Fitch Ratings says that the announcement by the Prime Minister of Greece of a public referendum to approve the economic and financial conditions associated with the new EU-IMF programme, including the debt restructuring under the 'private sector involvement' (PSI), dramatically raises the stakes for Greece and the eurozone as a whole.
Fitch Ratings says that the announcement by the Prime Minister of Greece
of a public referendum to approve the economic and financial conditions
associated with the new EU-IMF programme, including the debt restructuring
under the 'private sector involvement' (PSI), dramatically raises the stakes
for Greece and the eurozone as a whole.
A rejection of the EU-IMF programme recently negotiated by the Greek government
would increase the risk of a forced and disorderly sovereign default and -
whilst not Fitch's central rating case (see 'The Euro Area Financial Crisis -
How Does it End?', 20 September) - potentially a Greek exit from the euro.
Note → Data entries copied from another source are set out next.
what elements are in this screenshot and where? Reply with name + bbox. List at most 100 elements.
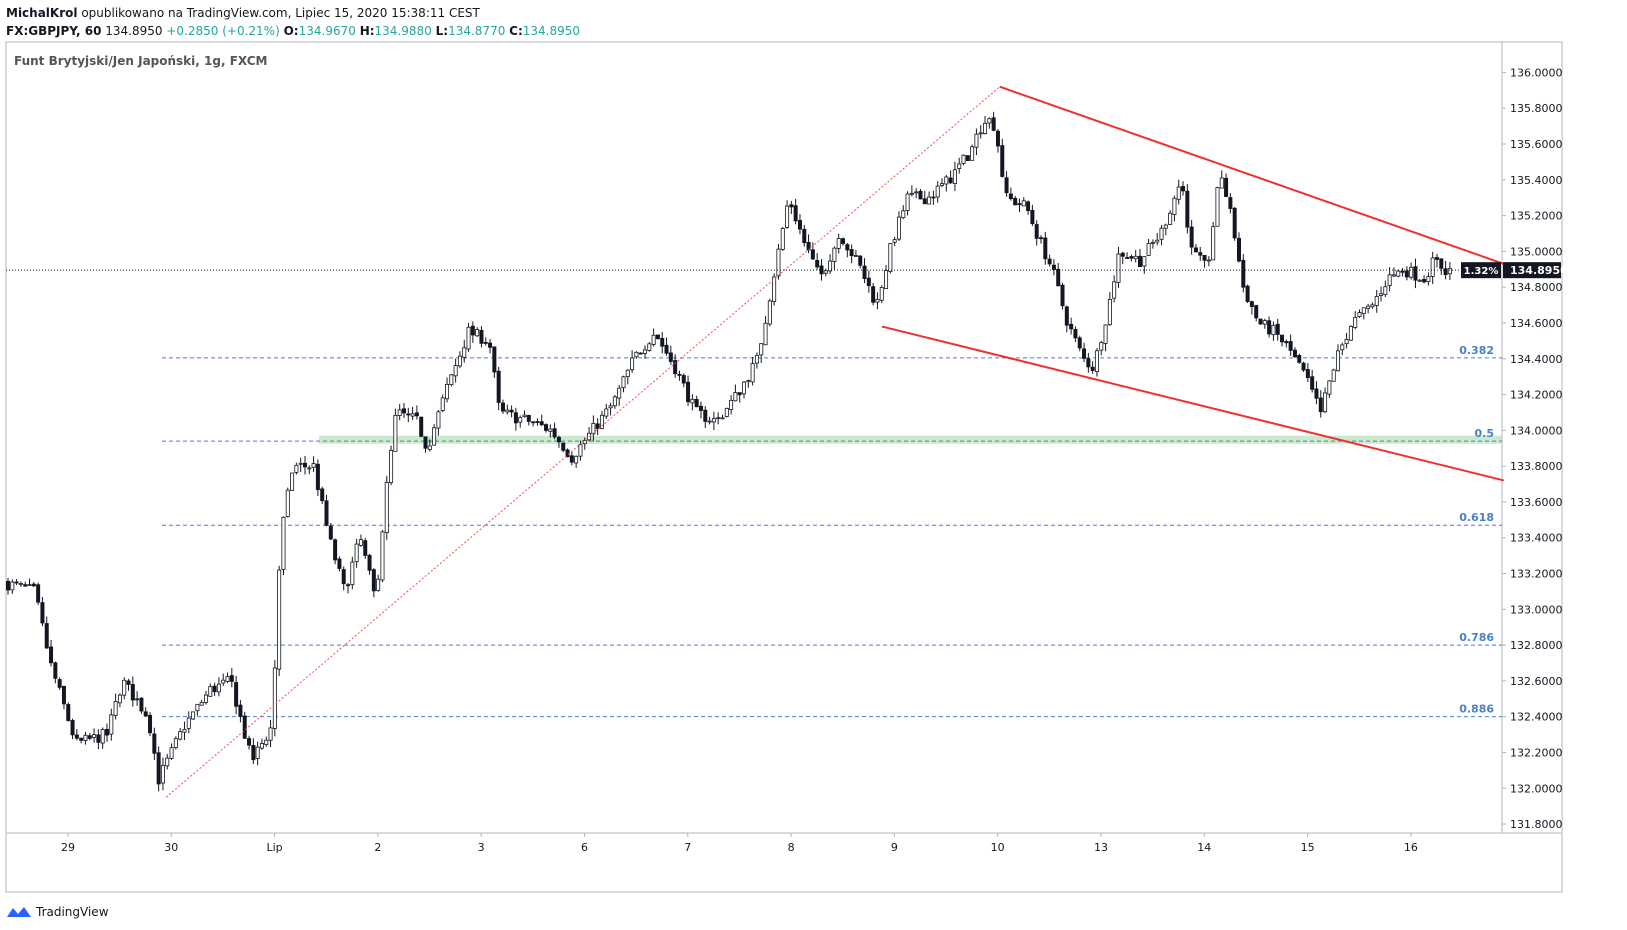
time-axis[interactable]: 29 30 Lip 2 3 6 7 8 9 10 13 14 15 16: [61, 833, 1418, 854]
candle-body-208: [901, 210, 906, 219]
candle-body-196: [849, 249, 854, 257]
candle-body-109: [475, 329, 480, 337]
x-tick-label-7: 8: [788, 841, 795, 854]
candle-body-323: [1396, 270, 1401, 277]
candle-body-220: [952, 169, 957, 185]
candle-body-183: [793, 205, 798, 222]
candle-body-285: [1232, 207, 1237, 239]
candle-body-112: [488, 342, 493, 348]
candle-body-4: [23, 584, 28, 587]
candle-body-281: [1215, 187, 1220, 227]
chart-border: [5, 41, 1563, 893]
candle-body-87: [380, 531, 385, 581]
y-tick-label-6: 134.8000: [1510, 281, 1563, 294]
candle-body-286: [1236, 238, 1241, 262]
candle-body-20: [92, 734, 97, 738]
candle-body-164: [711, 418, 716, 423]
candle-body-320: [1383, 286, 1388, 295]
candle-body-117: [509, 409, 514, 413]
candle-body-11: [53, 662, 58, 679]
candle-body-163: [707, 420, 712, 423]
candle-body-44: [195, 703, 200, 712]
candle-body-22: [100, 729, 105, 744]
fib-label-3: 0.786: [1459, 631, 1494, 644]
candle-body-194: [841, 238, 846, 244]
brand-name[interactable]: TradingView: [36, 905, 109, 919]
candle-body-92: [401, 408, 406, 414]
candle-body-211: [914, 191, 919, 194]
low-value: 134.8770: [448, 24, 506, 38]
candle-body-144: [625, 369, 630, 378]
candle-body-115: [500, 402, 505, 412]
candle-body-246: [1064, 306, 1069, 326]
candle-body-181: [785, 205, 790, 228]
candle-body-66: [290, 472, 295, 491]
candle-body-108: [470, 325, 475, 336]
candle-body-145: [630, 357, 635, 371]
candle-body-230: [995, 130, 1000, 147]
candle-body-105: [457, 355, 462, 367]
candle-body-42: [186, 717, 191, 729]
candle-body-255: [1103, 324, 1108, 344]
candle-body-57: [251, 744, 256, 761]
candle-body-12: [57, 679, 62, 688]
candle-body-303: [1310, 376, 1315, 390]
candle-body-206: [892, 239, 897, 243]
candle-body-302: [1305, 369, 1310, 378]
candle-body-148: [643, 349, 648, 354]
candle-body-169: [733, 392, 738, 402]
candle-body-99: [432, 427, 437, 446]
candle-body-202: [875, 298, 880, 303]
publish-info: MichalKrol opublikowano na TradingView.c…: [6, 4, 580, 22]
tradingview-logo-icon: [7, 907, 31, 917]
candle-body-96: [419, 416, 424, 437]
candle-body-258: [1116, 253, 1121, 283]
candle-body-82: [358, 539, 363, 546]
candle-body-198: [858, 255, 863, 266]
candle-body-167: [724, 408, 729, 417]
candle-body-5: [27, 584, 32, 587]
candle-body-227: [983, 122, 988, 135]
candle-body-135: [587, 432, 592, 441]
y-tick-label-11: 133.8000: [1510, 460, 1563, 473]
candle-body-127: [552, 428, 557, 438]
author-name[interactable]: MichalKrol: [6, 6, 78, 20]
candle-body-13: [61, 685, 66, 705]
candle-body-134: [582, 440, 587, 445]
candle-body-79: [346, 584, 351, 587]
candle-body-247: [1069, 323, 1074, 330]
candle-body-330: [1426, 276, 1431, 283]
fib-label-2: 0.618: [1459, 511, 1494, 524]
candle-body-130: [565, 449, 570, 458]
y-tick-label-12: 133.6000: [1510, 496, 1563, 509]
current-price-layer: 1.32% 134.8950: [1461, 262, 1568, 279]
candle-body-72: [315, 463, 320, 491]
support-zone: [319, 435, 1502, 444]
candle-body-207: [896, 216, 901, 240]
candle-body-142: [617, 387, 622, 399]
candle-body-180: [780, 228, 785, 250]
candle-body-229: [991, 117, 996, 131]
candle-body-37: [165, 757, 170, 767]
x-tick-label-3: 2: [374, 841, 381, 854]
candle-body-191: [828, 260, 833, 272]
candle-body-263: [1137, 255, 1142, 267]
candle-body-261: [1129, 256, 1134, 259]
candle-body-256: [1107, 298, 1112, 326]
candle-body-40: [178, 731, 183, 740]
price-axis[interactable]: 136.0000 135.8000 135.6000 135.4000 135.2000…: [1502, 66, 1563, 831]
candle-body-232: [1004, 177, 1009, 194]
candle-body-334: [1443, 268, 1448, 276]
candle-body-166: [720, 417, 725, 420]
candle-body-6: [31, 583, 36, 587]
high-value: 134.9880: [374, 24, 432, 38]
candle-body-69: [302, 462, 307, 468]
candle-body-288: [1245, 285, 1250, 302]
candle-body-222: [961, 154, 966, 164]
candle-body-264: [1142, 256, 1147, 267]
candle-body-280: [1211, 226, 1216, 261]
y-tick-label-14: 133.2000: [1510, 568, 1563, 581]
candle-body-301: [1301, 362, 1306, 371]
candle-body-95: [414, 412, 419, 417]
Both
of which would have severe financial implications for the financial stability
and viability of the eurozone.
The announcement of a referendum late Monday underscores the urgency of
establishing a credible firewall to prevent contagion from
Greece
destabilising the eurozone. The uncertainty over whether
Greece
will
accept the EU-IMF programme and PSI also increases the uncertainty around the losses
that creditors may incur and hence bank recapitalisation.
In Fitch's opinion, it is essential that there is rapid progress in making
operational the enhanced 'firepower' of the EFSF and that the ECB stands ready
to intervene in the secondary market to moderate the contagion to solvent but
potentially illiquid sovereigns, notably Italy and Spain.
It is highly uncertain what would be the consequences of a no vote. In light of
the prolonged and difficult negotiations between the Greek government and the
'troika' of the IMF, European Commission and ECB, securing agreement on a new
package could prove unobtainable. Given the heavy debt repayment schedule in
the first quarter of 2012, without continuing external financial support, a
coercive and potentially disorderly sovereign default could follow.
Failure to provide a comprehensive and credible response to the Greek crisis
has been a source of contagion and financial instability and has heightened
downward pressure on the ratings of other eurozone sovereigns.